Chronique rurale acerbe et décapante comédie noire digne de ses modèles italiens, L’entourloupe est basé sur Nos intentions sont pacifiques, un roman de la Série noire écrit par Jean Ryck. Dans son récit, Olivier et Roland, deux malfrats minables quittent Paris pour rejoindre une équipe de VRP chargés de vendre des encyclopédies médicales à des paysans démunis de la région Niortaise.

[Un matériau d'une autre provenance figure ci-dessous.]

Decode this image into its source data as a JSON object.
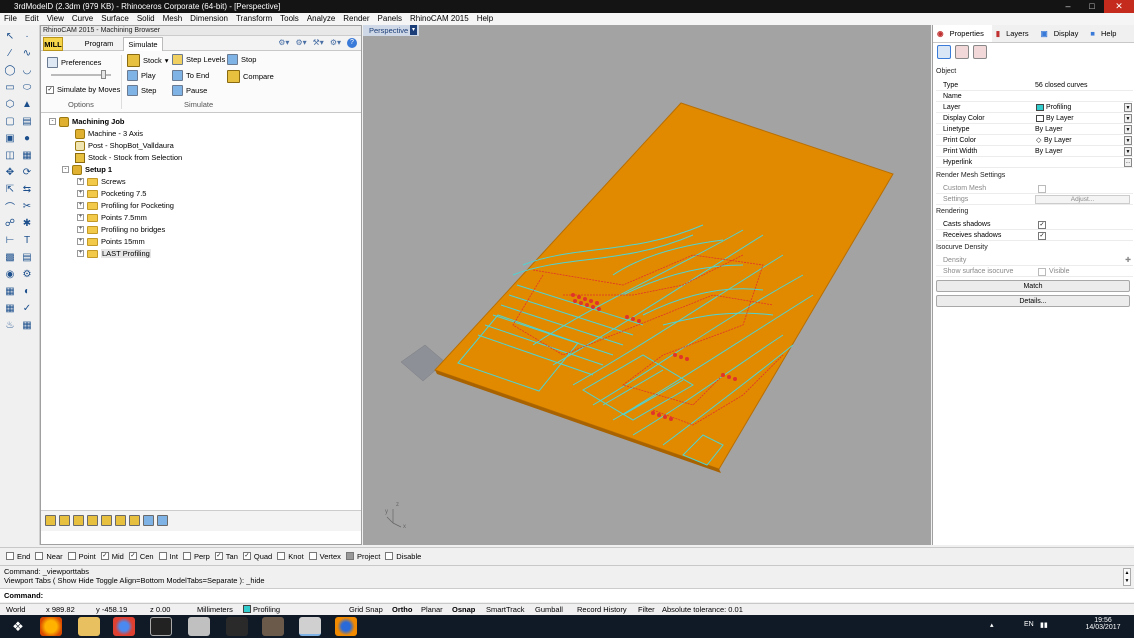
{
  "window": {
    "title": "3rdModelD (2.3dm (979 KB) - Rhinoceros Corporate (64-bit) - [Perspective]"
  },
  "menu": [
    "File",
    "Edit",
    "View",
    "Curve",
    "Surface",
    "Solid",
    "Mesh",
    "Dimension",
    "Transform",
    "Tools",
    "Analyze",
    "Render",
    "Panels",
    "RhinoCAM 2015",
    "Help"
  ],
  "browser": {
    "title": "RhinoCAM 2015 - Machining Browser",
    "tabs": {
      "mill": "MILL",
      "program": "Program",
      "simulate": "Simulate"
    },
    "options": {
      "preferences": "Preferences",
      "simulate_by_moves": "Simulate by Moves",
      "group": "Options"
    },
    "simulate": {
      "stock": "Stock",
      "play": "Play",
      "step": "Step",
      "step_levels": "Step Levels",
      "to_end": "To End",
      "pause": "Pause",
      "stop": "Stop",
      "compare": "Compare",
      "group": "Simulate"
    },
    "tree": {
      "job": "Machining Job",
      "machine": "Machine - 3 Axis",
      "post": "Post - ShopBot_Valldaura",
      "stock": "Stock - Stock from Selection",
      "setup": "Setup 1",
      "ops": [
        "Screws",
        "Pocketing 7.5",
        "Profiling for Pocketing",
        "Points 7.5mm",
        "Profiling no bridges",
        "Points 15mm",
        "LAST Profiling"
      ]
    }
  },
  "viewport": {
    "label": "Perspective",
    "axis_x": "x",
    "axis_y": "y",
    "axis_z": "z"
  },
  "properties": {
    "tabs": {
      "properties": "Properties",
      "layers": "Layers",
      "display": "Display",
      "help": "Help"
    },
    "object_header": "Object",
    "rows": {
      "type": {
        "k": "Type",
        "v": "56 closed curves"
      },
      "name": {
        "k": "Name",
        "v": ""
      },
      "layer": {
        "k": "Layer",
        "v": "Profiling"
      },
      "display_color": {
        "k": "Display Color",
        "v": "By Layer"
      },
      "linetype": {
        "k": "Linetype",
        "v": "By Layer"
      },
      "print_color": {
        "k": "Print Color",
        "v": "By Layer"
      },
      "print_width": {
        "k": "Print Width",
        "v": "By Layer"
      },
      "hyperlink": {
        "k": "Hyperlink",
        "v": ""
      }
    },
    "render_mesh": "Render Mesh Settings",
    "custom_mesh": "Custom Mesh",
    "settings": "Settings",
    "adjust": "Adjust...",
    "rendering": "Rendering",
    "casts_shadows": "Casts shadows",
    "receives_shadows": "Receives shadows",
    "isocurve": "Isocurve Density",
    "density": "Density",
    "show_surface_isocurve": "Show surface isocurve",
    "visible": "Visible",
    "match": "Match",
    "details": "Details...",
    "layer_color": "#33cccc"
  },
  "osnap": {
    "end": "End",
    "near": "Near",
    "point": "Point",
    "mid": "Mid",
    "cen": "Cen",
    "int": "Int",
    "perp": "Perp",
    "tan": "Tan",
    "quad": "Quad",
    "knot": "Knot",
    "vertex": "Vertex",
    "project": "Project",
    "disable": "Disable"
  },
  "command": {
    "history1": "Command: _viewporttabs",
    "history2": "Viewport Tabs ( Show  Hide  Toggle  Align=Bottom  ModelTabs=Separate ): _hide",
    "prompt": "Command:"
  },
  "status": {
    "cplane": "World",
    "x": "x 989.82",
    "y": "y -458.19",
    "z": "z 0.00",
    "units": "Millimeters",
    "layer": "Profiling",
    "grid_snap": "Grid Snap",
    "ortho": "Ortho",
    "planar": "Planar",
    "osnap": "Osnap",
    "smarttrack": "SmartTrack",
    "gumball": "Gumball",
    "record_history": "Record History",
    "filter": "Filter",
    "tolerance": "Absolute tolerance: 0.01"
  },
  "taskbar": {
    "lang": "EN",
    "time": "19:56",
    "date": "14/03/2017"
  },
  "colors": {
    "stock": "#e18a00",
    "toolpath": "#4fd3d3",
    "rapid": "#e0332a"
  }
}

Peu de temps après la parution du livre, le producteur Norbert Saada, lui-même vendeur itinérant dans les campagnes profondes au cours des années 1950, acquiert ses droits à l’automne 1978 et part en quête d’un réalisateur. Son choix s’arrête sur Gérard Pirès, chargé de filmer une adaptation du roman co-signée par Michel Audiard et Jean Herman (alias Jean Vautrin, son alter-ego littéraire). « Audiard travaillait avec Jean Herman pour les scénarios, témoignait Gérard Pirès en 2011 à CineComedies. Il trouvait les idées et Herman les mettait sur le papier. J’adorais son écriture un peu agressive, avec des vannes méchantes. Les seuls boutons sur lesquels il faut appuyer, ce sont ceux où il y a du pus… À un moment du film, un des gars sort d’une ferme, et il y a un petit gosse dehors. Il s’arrête et lui file une baffe sans raison. C’est la vie. Des fois, on prend des baffes sans savoir pourquoi. » Fait rarissime, Michel Audiard a considérablement baissé ses tarifs pour sa participation. Un renvoi d’ascenseur du producteur Norbert Saada qui, quelques années plus tôt, avait aidé le dialoguiste à racheter sa maison menacée d’être mise en vente par le Fisc.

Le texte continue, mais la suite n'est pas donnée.